12/09/2022

Voltei às pistas

O fenómeno deu-se há duas semanas, ainda faltavam nove tratamentos para acabar a radioterapia. Ao contrário do que o povo julga, eu não sou valente nem corajosa: sou das maiores e mais temíveis teimosas que conheço. Tinha consultado o oráculo da aplicação que me mede as maratonas e concluí que havia corrido pela última vez há oito meses, cinco dias antes de começar a quimioterapia. Não acredito nisto, porque não tenho nada ideia de ter corrido dez quilómetros já com o diagnóstico feito. Mas, se a aplicação diz, deve ser verdade.

Os primeiros duzentos metros, fi-los em subida, o que foi bastante inteligente da minha parte: tive, desta forma, a clara noção do que é ser um carro de bois, em que eu era o animal de tracção e os bois iam lá atrás, deitados no carro, de papo para o ar. Ponderei seriamente a possibilidade de me sentar no chão e deixar correr o marfim, porque estava quase a mascar os pulmões e a fazer um balão com eles.
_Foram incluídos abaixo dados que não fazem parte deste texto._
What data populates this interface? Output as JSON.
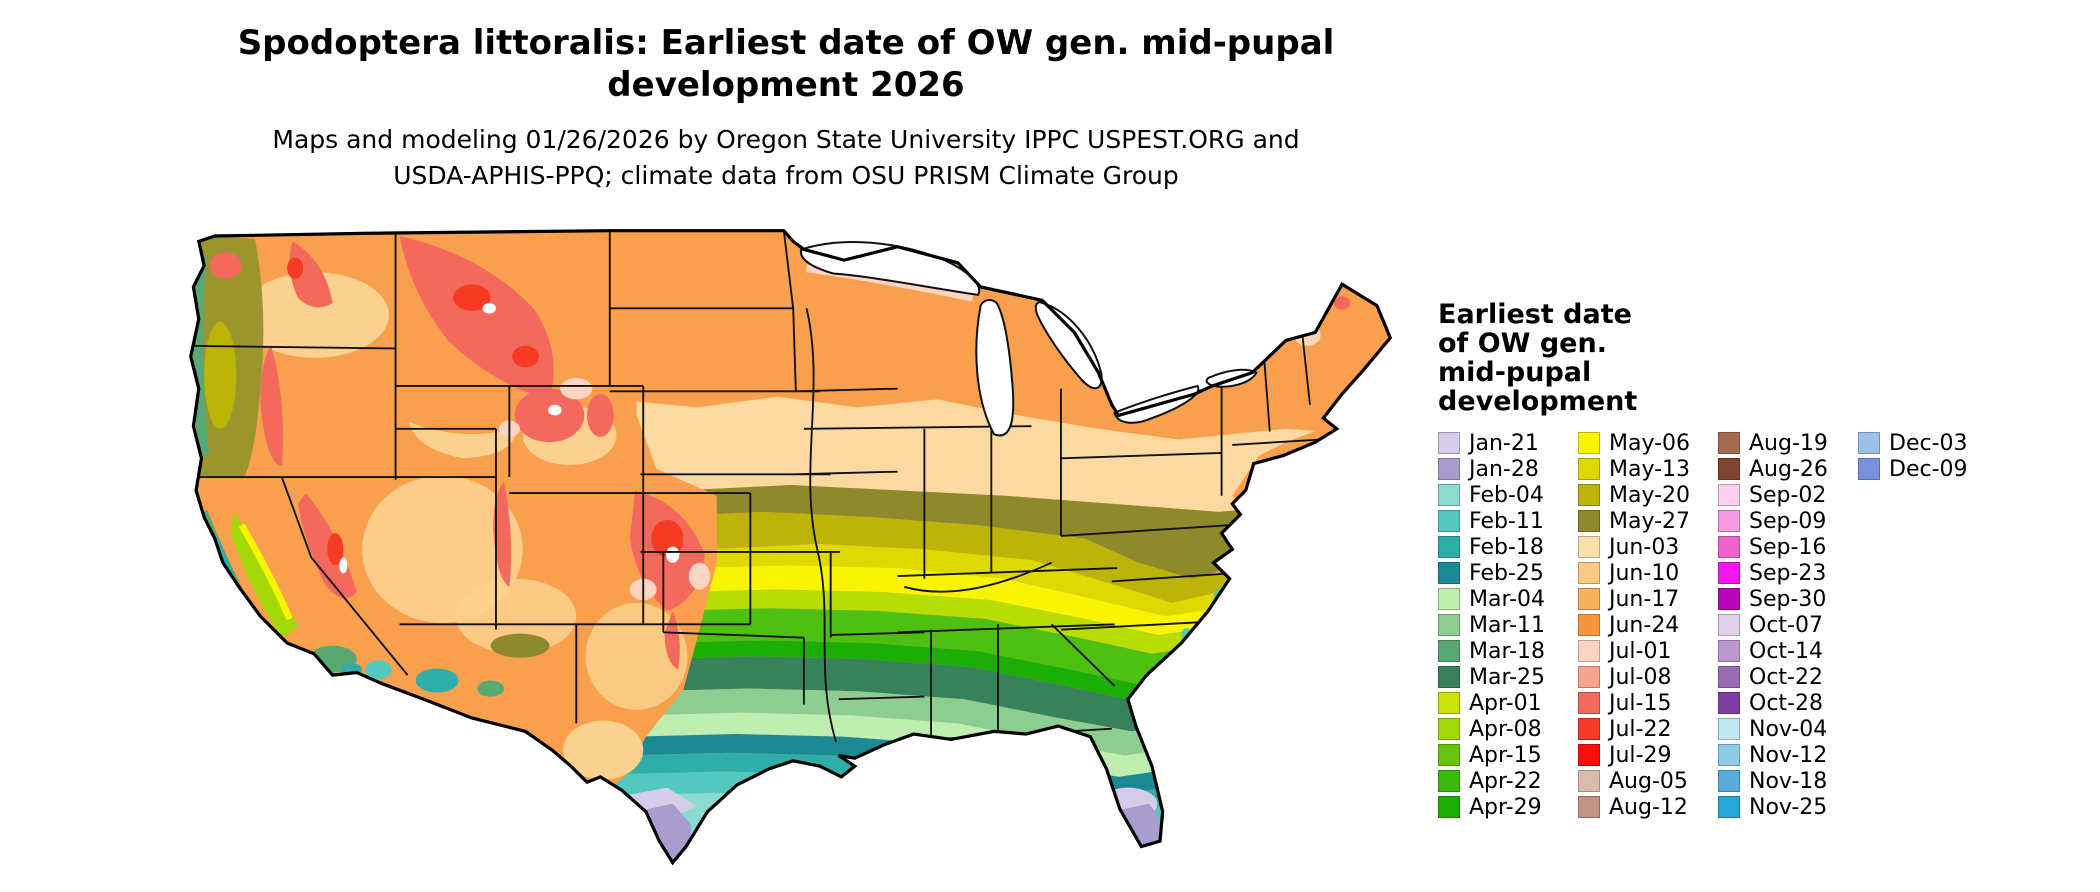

Teimosa como uma mula, arre burra, obriguei-me a pensar noutra coisa, tipo trapos bonitos, e siga. Fiz o percurso que fazia há oito meses, determinada a, em vez de dar dez voltas ao largo — o que fazia das minhas corridas qualquer coisa de bastante monótono e aborrecido, mas tinha a vantagem de 1. Saber que aquelas dez voltas representavam cinco quilómetros; 2. Não corria (passe o pleonasmo) o risco de me perder, se fosse em linha recta —, dar apenas uma. A ideia era correr um quilómetro ou dois, na loucura. Cheguei ao largo e ele estava transformado numa feira, com farturas, churros e porras, tudo menos livros. Tive que contornar dezenas de barracas de louça e cacos, tapetes e cenas que desconheço para o que servem, mas dei a volta completa ao largo e, quase morta dos bofes, voltei ao lar. 

A aplicação somou cinco quilómetros, mas acho sinceramente que estava toda avariada de saudades. Na semana seguinte fui correr para o estádio universitário, que é só lombas, parece uma pista de motocross, e, aos três quilómetros, toda eu era suor e sei lá que mais porcarias. Aguentei até aos cinco e meio e basicamente estraguei o meu domingo. 

Tenho que ir mais devagar, dizem os outros humanos. Mais devagar do que isto, nem as velhinhas das caminhadas. Ou faço moonwalk, que sempre justifica a lentidão da actividade.